West Texas Intermediate (WTI) Oil price edges lower after three days of losses, trading around $63.10 per barrel during the European hours on Thursday. Crude Oil prices are subdued amid weakening United States (US) demand.
The US Energy Information Administration (EIA) reported on Wednesday that crude inventories rose by 3.9 million barrels in the previous week, against the market expectations for a draw of 1.1 million barrels, pointing to softer consumption.
On Thursday, the International Energy Agency (IEA) revised its forecast for global Oil supply growth in 2025, reflecting the decision to boost production by the Organization of the Petroleum Exporting Countries and its allies, commonly known as OPEC+. The agency also upgraded its demand outlook by 737,000 barrels per day (bpd) from 685,000 bpd.
The IEA said in its monthly oil market report, "Oil markets are being pulled in different directions by a range of forces, with the potential for supply losses stemming from new sanctions on Russia and Iran coming against a backdrop of higher OPEC+ supply and the prospect of increasingly bloated oil balances."
Oil prices could rebound amid prevailing geopolitical risks. Traders await further comments from US President Donald Trump after he questioned Russia’s alleged breach of Polish airspace, fueling expectations of stricter US energy sanctions. Trump also pressed the European Union (EU) to levy tariffs on China and India to push Moscow toward talks. Risk premiums rose further after Israel claimed to have targeted Hamas leaders in Doha, though no immediate threats to Oil infrastructure were reported.
WTI Oil FAQs
WTI Oil is a type of Crude Oil sold on international markets. The WTI stands for West Texas Intermediate, one of three major types including Brent and Dubai Crude. WTI is also referred to as “light” and “sweet” because of its relatively low gravity and sulfur content respectively. It is considered a high quality Oil that is easily refined. It is sourced in the United States and distributed via the Cushing hub, which is considered “The Pipeline Crossroads of the World”. It is a benchmark for the Oil market and WTI price is frequently quoted in the media.
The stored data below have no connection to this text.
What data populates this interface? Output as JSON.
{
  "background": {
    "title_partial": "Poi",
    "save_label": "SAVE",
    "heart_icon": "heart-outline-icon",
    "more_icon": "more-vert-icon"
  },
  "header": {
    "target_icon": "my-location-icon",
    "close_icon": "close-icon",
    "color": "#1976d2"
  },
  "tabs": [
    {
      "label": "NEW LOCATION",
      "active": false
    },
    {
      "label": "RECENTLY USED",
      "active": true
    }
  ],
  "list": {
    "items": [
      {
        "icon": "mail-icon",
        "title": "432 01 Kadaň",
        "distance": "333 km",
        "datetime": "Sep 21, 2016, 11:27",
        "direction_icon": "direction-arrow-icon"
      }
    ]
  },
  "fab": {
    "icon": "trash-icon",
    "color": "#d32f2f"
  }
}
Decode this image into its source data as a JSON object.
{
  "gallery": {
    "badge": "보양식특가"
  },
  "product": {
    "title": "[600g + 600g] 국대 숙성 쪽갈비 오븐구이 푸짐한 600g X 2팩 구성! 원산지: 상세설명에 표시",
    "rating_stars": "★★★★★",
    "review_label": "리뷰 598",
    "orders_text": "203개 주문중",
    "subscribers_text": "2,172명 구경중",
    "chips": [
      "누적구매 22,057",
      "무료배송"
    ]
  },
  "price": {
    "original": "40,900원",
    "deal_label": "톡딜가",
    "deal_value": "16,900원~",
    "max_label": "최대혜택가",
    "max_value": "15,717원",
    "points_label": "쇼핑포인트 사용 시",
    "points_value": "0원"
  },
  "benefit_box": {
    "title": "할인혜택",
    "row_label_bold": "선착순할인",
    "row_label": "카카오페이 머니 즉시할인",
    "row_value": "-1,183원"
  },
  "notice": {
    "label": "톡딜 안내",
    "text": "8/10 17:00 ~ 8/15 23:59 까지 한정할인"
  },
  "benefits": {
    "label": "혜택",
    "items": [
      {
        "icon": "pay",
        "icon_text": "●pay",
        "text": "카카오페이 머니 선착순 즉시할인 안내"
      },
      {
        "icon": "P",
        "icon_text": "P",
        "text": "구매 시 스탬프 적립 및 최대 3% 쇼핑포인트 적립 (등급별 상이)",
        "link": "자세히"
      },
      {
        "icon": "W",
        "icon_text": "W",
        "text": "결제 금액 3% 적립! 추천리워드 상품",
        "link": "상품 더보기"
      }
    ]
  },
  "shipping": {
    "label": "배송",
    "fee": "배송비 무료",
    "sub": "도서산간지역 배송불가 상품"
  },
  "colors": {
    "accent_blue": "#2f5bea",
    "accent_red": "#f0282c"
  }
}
Like all assets, supply and demand are the key drivers of WTI Oil price. As such, global growth can be a driver of increased demand and vice versa for weak global growth. Political instability, wars, and sanctions can disrupt supply and impact prices. The decisions of OPEC, a group of major Oil-producing countries, is another key driver of price. The value of the US Dollar influences the price of WTI Crude Oil, since Oil is predominantly traded in US Dollars, thus a weaker US Dollar can make Oil more affordable and vice versa.
The weekly Oil inventory reports published by the American Petroleum Institute (API) and the Energy Information Agency (EIA) impact the price of WTI Oil. Changes in inventories reflect fluctuating supply and demand. If the data shows a drop in inventories it can indicate increased demand, pushing up Oil price. Higher inventories can reflect increased supply, pushing down prices. API’s report is published every Tuesday and EIA’s the day after. Their results are usually similar, falling within 1% of each other 75% of the time. The EIA data is considered more reliable, since it is a government agency.
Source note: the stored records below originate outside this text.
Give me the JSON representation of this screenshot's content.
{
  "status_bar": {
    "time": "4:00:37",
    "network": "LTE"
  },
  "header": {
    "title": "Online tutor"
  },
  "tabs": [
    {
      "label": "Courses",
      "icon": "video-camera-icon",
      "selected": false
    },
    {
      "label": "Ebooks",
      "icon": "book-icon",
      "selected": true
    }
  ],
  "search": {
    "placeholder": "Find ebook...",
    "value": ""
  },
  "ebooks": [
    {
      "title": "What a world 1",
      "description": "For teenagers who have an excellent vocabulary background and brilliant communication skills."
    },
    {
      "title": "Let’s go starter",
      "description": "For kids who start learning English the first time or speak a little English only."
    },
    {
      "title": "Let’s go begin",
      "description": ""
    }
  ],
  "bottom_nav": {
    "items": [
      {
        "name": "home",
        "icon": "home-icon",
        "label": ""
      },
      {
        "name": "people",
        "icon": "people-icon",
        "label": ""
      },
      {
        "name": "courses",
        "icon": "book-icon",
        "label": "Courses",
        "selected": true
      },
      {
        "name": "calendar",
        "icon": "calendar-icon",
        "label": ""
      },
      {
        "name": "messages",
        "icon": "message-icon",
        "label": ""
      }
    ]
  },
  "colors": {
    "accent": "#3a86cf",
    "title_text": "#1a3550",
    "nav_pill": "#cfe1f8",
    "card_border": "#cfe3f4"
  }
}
OPEC (Organization of the Petroleum Exporting Countries) is a group of 12 Oil-producing nations who collectively decide production quotas for member countries at twice-yearly meetings. Their decisions often impact WTI Oil prices. When OPEC decides to lower quotas, it can tighten supply, pushing up Oil prices. When OPEC increases production, it has the opposite effect. OPEC+ refers to an expanded group that includes ten extra non-OPEC members, the most notable of which is Russia.